Rules that keep it sound:

  • The marker prefix (-- above) must be illegal in every value at every tier — sanitize on write, reject on parse. If a legal name could start with --, pick another prefix; the marker vocabulary is yours (localize it if your team writes French).
  • Every tier needs an explicit decision about verbs on non-leaf URLs: does DELETE /TX cascade or 409? Whichever you pick, make it uniform across tiers and document it — surprise cascades are the worst API bug.
  • Branching hierarchies fit: /:state/:facility/cars/:vin and /:state/:facility/boats/:vin — the static segment (cars) plays the same namespacing role as a marker.

Use it when: the hierarchy is the product (admin consoles, file-system-like domains) and you can afford per-tier route code.

Choosing

Situation Scheme
One collection per adapter, uniform clients 1 — shipped pack, zero design work
Composite keys, standard wire contract 2 — pack + keyFromPath delimiter
Deep hierarchy, subtree operations are the product 3 — hierarchical paths + markers

They compose: a hierarchical admin API (scheme 3) can mount the shipped pack (scheme 1) one level down for each leaf collection, and the enumerated-set routes (/-by-keys) are worth keeping in any scheme — they answer a question path shapes can't.

The scale seam

Enumerated sets travel in the URL (?keys=A,B,C…), which caps around 2k characters in practice — hundreds of keys, not thousands.

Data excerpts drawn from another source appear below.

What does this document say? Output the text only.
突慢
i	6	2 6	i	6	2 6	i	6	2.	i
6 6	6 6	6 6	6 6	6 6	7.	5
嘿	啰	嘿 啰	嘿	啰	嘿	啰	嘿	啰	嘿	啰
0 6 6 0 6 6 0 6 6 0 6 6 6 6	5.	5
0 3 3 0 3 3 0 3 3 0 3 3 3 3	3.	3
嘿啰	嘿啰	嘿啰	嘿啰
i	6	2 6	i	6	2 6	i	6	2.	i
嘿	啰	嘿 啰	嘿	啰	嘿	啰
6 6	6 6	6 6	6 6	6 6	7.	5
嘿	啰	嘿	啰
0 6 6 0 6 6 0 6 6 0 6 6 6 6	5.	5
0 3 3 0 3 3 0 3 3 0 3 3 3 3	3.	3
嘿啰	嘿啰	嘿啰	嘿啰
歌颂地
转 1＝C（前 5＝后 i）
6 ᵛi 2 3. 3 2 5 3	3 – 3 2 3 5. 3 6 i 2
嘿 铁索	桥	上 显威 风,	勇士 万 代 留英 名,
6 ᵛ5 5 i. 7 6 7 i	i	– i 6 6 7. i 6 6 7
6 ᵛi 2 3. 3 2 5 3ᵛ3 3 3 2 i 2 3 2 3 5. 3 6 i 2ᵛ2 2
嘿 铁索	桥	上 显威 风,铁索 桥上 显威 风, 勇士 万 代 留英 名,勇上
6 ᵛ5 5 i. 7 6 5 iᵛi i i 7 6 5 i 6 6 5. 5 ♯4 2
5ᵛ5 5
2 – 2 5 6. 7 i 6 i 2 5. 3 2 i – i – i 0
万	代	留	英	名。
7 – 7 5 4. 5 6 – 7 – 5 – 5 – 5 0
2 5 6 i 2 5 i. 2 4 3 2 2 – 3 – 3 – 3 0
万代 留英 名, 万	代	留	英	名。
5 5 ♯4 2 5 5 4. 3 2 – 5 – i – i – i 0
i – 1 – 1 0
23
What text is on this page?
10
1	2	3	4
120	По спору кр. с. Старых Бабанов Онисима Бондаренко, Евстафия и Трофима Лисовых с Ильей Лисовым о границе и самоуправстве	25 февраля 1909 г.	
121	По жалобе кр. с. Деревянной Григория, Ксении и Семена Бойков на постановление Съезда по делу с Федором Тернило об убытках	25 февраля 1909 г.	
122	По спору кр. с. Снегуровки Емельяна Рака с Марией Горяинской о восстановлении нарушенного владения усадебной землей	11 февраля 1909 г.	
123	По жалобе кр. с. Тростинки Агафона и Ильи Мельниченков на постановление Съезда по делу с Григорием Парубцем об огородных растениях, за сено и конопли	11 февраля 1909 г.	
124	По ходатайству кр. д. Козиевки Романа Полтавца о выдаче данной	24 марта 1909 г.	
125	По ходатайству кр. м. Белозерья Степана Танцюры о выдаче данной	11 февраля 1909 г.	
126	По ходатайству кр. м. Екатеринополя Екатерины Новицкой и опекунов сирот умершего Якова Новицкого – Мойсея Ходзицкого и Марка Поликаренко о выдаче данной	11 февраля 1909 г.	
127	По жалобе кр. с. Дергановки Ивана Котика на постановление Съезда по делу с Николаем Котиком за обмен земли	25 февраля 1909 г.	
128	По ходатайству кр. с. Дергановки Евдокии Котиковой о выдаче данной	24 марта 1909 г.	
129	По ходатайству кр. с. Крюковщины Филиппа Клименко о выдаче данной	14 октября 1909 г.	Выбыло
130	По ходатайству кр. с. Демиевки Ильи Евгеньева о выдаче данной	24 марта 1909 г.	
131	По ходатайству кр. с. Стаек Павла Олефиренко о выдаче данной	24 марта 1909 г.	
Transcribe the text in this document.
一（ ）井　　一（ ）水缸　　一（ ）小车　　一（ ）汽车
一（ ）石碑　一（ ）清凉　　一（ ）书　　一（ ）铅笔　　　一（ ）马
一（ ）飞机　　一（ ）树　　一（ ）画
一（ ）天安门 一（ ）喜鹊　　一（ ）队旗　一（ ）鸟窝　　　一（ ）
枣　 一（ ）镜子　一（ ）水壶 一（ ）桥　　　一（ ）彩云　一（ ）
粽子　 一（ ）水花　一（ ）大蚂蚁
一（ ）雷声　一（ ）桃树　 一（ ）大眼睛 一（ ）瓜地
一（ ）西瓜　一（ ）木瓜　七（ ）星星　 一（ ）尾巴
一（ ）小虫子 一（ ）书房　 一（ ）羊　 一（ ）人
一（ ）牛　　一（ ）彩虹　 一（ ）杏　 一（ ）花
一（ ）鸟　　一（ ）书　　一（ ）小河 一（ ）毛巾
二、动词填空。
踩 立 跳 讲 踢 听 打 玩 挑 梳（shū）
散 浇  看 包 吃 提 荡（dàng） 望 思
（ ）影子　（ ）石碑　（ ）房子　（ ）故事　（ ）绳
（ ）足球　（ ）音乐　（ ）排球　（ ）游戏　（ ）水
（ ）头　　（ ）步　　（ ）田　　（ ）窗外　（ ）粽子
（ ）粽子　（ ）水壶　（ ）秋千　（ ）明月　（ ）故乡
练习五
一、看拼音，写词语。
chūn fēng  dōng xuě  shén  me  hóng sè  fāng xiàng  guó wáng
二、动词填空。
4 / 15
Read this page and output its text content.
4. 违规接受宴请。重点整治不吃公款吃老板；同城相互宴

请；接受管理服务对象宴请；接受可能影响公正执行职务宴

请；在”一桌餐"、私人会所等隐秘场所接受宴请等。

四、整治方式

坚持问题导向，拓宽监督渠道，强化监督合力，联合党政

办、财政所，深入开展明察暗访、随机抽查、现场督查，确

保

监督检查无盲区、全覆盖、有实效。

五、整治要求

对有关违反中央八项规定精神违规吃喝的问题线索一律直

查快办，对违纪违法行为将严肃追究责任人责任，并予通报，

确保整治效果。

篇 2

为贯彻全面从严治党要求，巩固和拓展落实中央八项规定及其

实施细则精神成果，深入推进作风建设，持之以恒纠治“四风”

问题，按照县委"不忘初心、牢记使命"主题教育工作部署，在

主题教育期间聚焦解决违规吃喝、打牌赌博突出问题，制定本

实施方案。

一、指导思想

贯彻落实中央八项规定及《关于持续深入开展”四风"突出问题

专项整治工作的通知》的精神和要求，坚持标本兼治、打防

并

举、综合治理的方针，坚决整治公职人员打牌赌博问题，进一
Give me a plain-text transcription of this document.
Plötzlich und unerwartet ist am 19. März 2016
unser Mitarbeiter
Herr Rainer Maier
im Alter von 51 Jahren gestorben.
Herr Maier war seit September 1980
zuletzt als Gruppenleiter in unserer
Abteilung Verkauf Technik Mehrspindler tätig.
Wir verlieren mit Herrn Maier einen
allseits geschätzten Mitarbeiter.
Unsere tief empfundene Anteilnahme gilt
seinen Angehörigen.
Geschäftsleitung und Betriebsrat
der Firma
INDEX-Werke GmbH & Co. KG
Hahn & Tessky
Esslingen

Beyond that the current answer is the array body (DELETE /-by-keys accepts one). A saved server-side selection referenced by id (?selection=<id>) is the scalable design; it implies server-side state, which is why the toolkit doesn't ship it — if you build one, keep the selection immutable and expirable, and the rest of the route pack composes with it unchanged.